Das Lautenclavier

Titelblatt zu BWV 996 (D-B Mus.ms. Bach P 801 Fasz. 22)
Titelblatt zu BWV 996 (D-B Mus.ms. Bach P 801 Fasz. 22)

Nicht nur die Harfe, auch die Laute wollte man per Klaviatur spielbar machen oder zumindest ihren Klang soweit nachahmen, dass ihre Literatur und ihr Klangcharakter auch den Tasteninstrumentalisten verfügbar wurde. Geschichte und Bedeutung dieses Instruments läßt sich am besten in vier Kapitel einteilen.

Kapitel I

Diese Idee faszinierte besonders die Musiker und Instrumentenbauer in der Region Thüringen und Sachsen während der ersten Hälfte des 18. Jahrhunderts. Zu diesen gehörte auch eine weitverzweigte Musikerfamilie, deren Namen heute jedem Musikliebhaber ein Begriff ist: die Familie Bach.

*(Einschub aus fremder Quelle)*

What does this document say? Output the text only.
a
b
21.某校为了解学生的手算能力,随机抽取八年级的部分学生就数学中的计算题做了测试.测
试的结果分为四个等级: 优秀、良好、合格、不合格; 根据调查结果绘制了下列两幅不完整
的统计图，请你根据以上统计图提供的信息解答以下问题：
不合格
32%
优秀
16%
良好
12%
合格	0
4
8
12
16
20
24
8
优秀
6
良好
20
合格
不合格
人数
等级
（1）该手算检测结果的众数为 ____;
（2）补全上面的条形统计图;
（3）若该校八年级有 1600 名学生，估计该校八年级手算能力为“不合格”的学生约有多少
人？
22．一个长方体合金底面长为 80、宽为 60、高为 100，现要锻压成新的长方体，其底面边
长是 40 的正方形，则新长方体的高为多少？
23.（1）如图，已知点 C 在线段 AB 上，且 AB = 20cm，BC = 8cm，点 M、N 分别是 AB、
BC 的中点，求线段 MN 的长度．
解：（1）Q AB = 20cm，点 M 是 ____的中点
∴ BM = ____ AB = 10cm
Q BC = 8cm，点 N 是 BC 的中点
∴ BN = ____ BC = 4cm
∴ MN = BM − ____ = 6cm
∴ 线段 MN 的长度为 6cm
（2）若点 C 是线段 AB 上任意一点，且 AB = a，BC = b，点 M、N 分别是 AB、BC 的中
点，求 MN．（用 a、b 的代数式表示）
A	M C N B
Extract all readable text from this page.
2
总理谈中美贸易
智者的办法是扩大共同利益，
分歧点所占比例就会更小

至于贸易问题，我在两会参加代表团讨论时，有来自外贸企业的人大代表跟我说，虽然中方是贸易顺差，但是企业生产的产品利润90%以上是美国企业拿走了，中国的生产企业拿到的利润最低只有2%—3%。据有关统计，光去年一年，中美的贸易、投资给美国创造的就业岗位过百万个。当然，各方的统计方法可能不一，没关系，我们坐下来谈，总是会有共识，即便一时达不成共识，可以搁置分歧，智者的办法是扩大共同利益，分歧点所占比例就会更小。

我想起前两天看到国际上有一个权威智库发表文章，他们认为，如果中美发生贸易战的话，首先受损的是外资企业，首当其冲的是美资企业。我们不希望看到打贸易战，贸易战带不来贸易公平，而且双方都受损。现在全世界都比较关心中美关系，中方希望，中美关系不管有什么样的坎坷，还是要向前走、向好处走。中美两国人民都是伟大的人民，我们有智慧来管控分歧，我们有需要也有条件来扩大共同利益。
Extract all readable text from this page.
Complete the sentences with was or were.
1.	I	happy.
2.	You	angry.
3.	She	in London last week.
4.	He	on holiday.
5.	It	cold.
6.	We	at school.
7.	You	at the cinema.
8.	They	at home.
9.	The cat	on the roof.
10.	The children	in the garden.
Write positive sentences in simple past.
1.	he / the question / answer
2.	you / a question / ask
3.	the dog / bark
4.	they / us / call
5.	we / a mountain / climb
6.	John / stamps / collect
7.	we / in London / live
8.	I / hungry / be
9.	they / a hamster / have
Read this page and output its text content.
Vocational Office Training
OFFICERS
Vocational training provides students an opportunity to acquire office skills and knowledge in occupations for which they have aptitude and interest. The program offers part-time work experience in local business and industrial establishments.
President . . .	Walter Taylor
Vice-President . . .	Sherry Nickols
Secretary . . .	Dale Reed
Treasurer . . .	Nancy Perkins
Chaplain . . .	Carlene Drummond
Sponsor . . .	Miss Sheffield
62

Besonders ein Familienmitglied erlangte einen gewissen Ruhm für die von ihm verfertigten Lautenclaviere, Johann Nicolaus Bach (1669-1753), Organist in Jena.

Jacob Adlung, Organist in Erfurt, war von den Lautenclavieren seiner Zeit außerordentlich angetan:

"Das Lautenwerk ist das schönste unter den Clavieren nach der Orgel, und hat den Namen daher, weil es die Laute in dem Klange nachahmt, sowohl was die Höhe und Tiefe, als die Delicatesse betrif[f]t (Musica mechanica organoedi II, [posthum:] Berlin 1768, S. 133) ... Ich habe bis jetzt keine gesehen als die[, die] Herr J.N. Bach in Jena verfertiget hat, welche aber gewiß recht schön gerathen. Einige sind fast in Form eines Clavicymbels, und die Seyten sind hinterwärts gelegt. Und weil die Lautenseyten wol in der Dicke, nicht aber der Länge unterschieden sind, so ist es auch allhier; wenigstens trägt der Unterschied in der Länge soviel nicht aus, als bey dem Clavicymbel. Das übrige an dem corpore ist einerley, wie auch die Decke oder Sangboden, das Clavier, die Docken oder Tangenten, der Anschlag durch Rabenfedern, die Wirbel &c. Der Unterschied bestehet hauptsächlich in den Seyten und Stegen. Es müssen lauter Darmseyten seyn, sonst würde es keinen Lautenklang haben, und deren Länge muß die juste Proportion haben mit der Länge auf der Laute. (S. 135f.) ... Daher Herr J.N. Bach den besten Lautenisten betrogen hat, wenn er gespielet, und sein Lautenwerk nicht sehen lassen, daß man geschworen hätte, es sey eine ordentliche Laute. (S. 137)  ... Es hat ein solche Lautenwerk unbeschreibliche Mühe und Accuratesse vonnöthen, hingegen wird auch ein gut Stück Geld dafür bezahlt, wie ich mich denn besinne, daß Herr für eins mit 3 Clavieren (die aber nur von Buchsbaum und Ebenholz waren) 60 Reichsthaler bekommen. ...  Der Herr Johann Georg Gleichmann ... macht auch Lautenclaviere, welche forte, piano und pianissimo gespielt werden mögen ... Allein von dieser Arbeit habe ich nichts gesehen, weiß also nicht, ob sie der Bachischen gleich kömmt. (S. 138) "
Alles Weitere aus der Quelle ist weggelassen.